Korean War Veterans Deserve Our Thanks Too


Saying Thank You to Our Korean War Vets

“I am tired and sick of war,” said Gen. William T. Sherman.
If so, he was fortunate not to have lived in the 20th and 21st centuries, whose hostilities would have exhausted him.

There have been enough wars since Sherman’s day, in fact, that most of them have been consigned to history within less than a generation because succeeding conflicts have brought their own fresh terrors.

In the context of two world wars, Vietnam, Kuwait, and Iraq, for example, how much room has been left in the American consciousness for the war in Korea? How many Americans under the age of 50 know the background of the present issue of nuclear power in North Korea?

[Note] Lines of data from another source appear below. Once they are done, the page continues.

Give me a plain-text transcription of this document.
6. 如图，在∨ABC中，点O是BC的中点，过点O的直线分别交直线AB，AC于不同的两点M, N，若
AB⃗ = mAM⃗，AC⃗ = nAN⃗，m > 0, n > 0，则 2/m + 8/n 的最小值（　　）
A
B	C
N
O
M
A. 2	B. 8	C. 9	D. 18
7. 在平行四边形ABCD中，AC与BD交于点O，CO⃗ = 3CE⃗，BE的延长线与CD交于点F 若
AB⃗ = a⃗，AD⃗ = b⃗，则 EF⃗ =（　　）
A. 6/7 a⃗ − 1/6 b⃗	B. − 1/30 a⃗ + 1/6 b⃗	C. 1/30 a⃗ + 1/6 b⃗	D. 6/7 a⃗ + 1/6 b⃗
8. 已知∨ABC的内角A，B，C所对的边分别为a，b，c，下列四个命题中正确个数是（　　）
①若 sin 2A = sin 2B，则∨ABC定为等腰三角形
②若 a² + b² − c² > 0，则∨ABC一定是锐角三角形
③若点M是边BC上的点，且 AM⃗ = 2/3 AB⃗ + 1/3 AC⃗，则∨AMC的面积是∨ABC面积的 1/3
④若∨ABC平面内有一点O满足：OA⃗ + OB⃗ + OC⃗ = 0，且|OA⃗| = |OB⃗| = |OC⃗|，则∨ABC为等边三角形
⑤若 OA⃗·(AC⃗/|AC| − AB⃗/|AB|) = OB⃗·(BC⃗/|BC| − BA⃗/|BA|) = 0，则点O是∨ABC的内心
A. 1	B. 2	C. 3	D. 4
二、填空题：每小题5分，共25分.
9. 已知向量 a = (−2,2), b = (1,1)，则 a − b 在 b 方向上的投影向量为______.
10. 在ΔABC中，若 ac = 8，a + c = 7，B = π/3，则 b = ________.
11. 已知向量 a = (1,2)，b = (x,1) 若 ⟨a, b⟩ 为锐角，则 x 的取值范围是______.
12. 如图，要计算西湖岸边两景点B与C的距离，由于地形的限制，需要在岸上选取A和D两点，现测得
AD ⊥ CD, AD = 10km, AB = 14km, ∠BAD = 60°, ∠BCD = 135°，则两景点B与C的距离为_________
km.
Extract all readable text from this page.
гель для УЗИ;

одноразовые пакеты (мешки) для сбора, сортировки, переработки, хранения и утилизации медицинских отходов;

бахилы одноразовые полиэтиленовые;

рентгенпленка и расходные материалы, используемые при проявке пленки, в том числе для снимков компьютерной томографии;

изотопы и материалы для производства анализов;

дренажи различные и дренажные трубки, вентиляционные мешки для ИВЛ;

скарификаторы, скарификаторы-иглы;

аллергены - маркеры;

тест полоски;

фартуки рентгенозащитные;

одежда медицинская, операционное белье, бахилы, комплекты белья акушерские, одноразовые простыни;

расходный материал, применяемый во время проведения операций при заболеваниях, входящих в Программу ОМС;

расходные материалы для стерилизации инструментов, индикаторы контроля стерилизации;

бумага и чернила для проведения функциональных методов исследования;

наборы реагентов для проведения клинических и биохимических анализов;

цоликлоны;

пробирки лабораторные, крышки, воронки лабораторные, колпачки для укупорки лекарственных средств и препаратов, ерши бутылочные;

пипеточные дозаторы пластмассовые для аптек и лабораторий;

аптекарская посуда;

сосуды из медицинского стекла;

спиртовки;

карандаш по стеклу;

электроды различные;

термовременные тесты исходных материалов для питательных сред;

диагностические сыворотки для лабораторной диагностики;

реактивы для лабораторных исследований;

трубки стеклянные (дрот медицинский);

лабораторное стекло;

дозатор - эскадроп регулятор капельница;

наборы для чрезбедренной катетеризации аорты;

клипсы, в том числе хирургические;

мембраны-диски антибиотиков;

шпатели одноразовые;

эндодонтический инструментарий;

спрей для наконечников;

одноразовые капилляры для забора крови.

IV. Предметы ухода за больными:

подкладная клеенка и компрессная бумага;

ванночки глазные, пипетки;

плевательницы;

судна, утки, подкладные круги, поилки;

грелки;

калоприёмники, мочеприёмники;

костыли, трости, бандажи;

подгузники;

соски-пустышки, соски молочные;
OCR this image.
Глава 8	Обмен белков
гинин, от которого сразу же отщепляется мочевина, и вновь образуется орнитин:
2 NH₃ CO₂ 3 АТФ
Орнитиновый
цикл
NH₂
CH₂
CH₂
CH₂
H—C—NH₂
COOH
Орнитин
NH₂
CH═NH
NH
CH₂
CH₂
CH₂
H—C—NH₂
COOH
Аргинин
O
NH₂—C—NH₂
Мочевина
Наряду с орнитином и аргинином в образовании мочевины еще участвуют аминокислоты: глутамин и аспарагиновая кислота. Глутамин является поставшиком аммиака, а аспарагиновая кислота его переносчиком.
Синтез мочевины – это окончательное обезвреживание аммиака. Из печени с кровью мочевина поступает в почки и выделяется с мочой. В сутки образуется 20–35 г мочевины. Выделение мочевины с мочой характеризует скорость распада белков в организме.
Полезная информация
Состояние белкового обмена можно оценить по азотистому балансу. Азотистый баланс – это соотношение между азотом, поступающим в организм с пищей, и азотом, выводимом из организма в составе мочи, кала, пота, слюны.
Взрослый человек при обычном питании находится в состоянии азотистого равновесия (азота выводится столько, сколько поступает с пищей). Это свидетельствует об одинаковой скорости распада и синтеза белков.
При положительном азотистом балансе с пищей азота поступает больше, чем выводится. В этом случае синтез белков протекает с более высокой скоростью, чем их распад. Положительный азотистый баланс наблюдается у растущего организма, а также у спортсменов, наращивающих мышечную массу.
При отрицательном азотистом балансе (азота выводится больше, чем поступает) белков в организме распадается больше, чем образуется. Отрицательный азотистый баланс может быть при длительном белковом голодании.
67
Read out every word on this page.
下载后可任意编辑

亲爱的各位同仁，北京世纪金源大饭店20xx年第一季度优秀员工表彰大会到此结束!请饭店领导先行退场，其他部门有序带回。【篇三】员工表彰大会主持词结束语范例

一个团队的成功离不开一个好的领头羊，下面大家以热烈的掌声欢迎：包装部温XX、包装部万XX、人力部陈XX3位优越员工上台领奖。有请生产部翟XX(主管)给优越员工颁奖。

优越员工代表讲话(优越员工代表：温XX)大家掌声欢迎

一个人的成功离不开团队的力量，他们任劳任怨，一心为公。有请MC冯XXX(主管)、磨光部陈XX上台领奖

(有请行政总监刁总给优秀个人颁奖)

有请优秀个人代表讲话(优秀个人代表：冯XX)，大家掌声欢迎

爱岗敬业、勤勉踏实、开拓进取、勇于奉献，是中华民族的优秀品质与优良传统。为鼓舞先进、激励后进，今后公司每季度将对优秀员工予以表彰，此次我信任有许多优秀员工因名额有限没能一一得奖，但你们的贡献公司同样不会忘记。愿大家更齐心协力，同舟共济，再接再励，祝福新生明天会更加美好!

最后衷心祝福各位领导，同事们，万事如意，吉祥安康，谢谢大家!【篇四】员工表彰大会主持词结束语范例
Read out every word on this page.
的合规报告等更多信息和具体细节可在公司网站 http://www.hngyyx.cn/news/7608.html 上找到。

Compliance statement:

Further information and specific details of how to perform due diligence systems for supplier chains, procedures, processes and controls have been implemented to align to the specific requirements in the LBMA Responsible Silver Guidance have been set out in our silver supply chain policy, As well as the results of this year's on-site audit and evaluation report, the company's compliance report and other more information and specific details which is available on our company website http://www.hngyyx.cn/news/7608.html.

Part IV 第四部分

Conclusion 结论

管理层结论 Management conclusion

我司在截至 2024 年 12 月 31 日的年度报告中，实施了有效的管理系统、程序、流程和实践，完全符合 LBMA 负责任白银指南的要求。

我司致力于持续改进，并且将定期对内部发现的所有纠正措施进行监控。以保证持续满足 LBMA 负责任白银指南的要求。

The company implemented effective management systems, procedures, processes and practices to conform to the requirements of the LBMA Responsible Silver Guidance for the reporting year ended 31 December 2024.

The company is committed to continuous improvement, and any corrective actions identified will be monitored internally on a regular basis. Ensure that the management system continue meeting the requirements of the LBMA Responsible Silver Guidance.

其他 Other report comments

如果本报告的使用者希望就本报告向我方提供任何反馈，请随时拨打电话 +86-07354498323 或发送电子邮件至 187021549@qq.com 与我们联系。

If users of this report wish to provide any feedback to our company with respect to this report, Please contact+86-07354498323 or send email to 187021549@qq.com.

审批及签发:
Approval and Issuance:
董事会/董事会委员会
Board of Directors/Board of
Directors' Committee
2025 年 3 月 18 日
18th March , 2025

And yet it was a costly war, prompted by North Korea’s invasion of the South, an aggression resisted in large part and ultimately repelled by American forces. The war ended 53 years ago today with an armistice signed by the United States, North Korea and China but not before President Dwight D. Eisenhower’s implied threat to use atomic weapons against the North…


The United States suffered more than 33,000 battle deaths and Korean and Chinese casualties were many times higher.

The war in Korea was one of those bewildering conflicts that tries the intellect and the patience of many ordinary citizens. But when a man or woman puts on the uniform of the United States military, leaves home and family and career behind, and travels to a strange place from which there may be no returning, the era and the issue and internal differences over foreign policy these don’t reduce our debt and our gratitude.

Those who did their duty to flag and country in Korea deserve the same thanks and respect as that we afford to veterans of Trenton, Antietam, Normandy, and Baghdad.

If we haven’t said so lately, we say now with the poet: “Thanks, thanks, and again thanks.”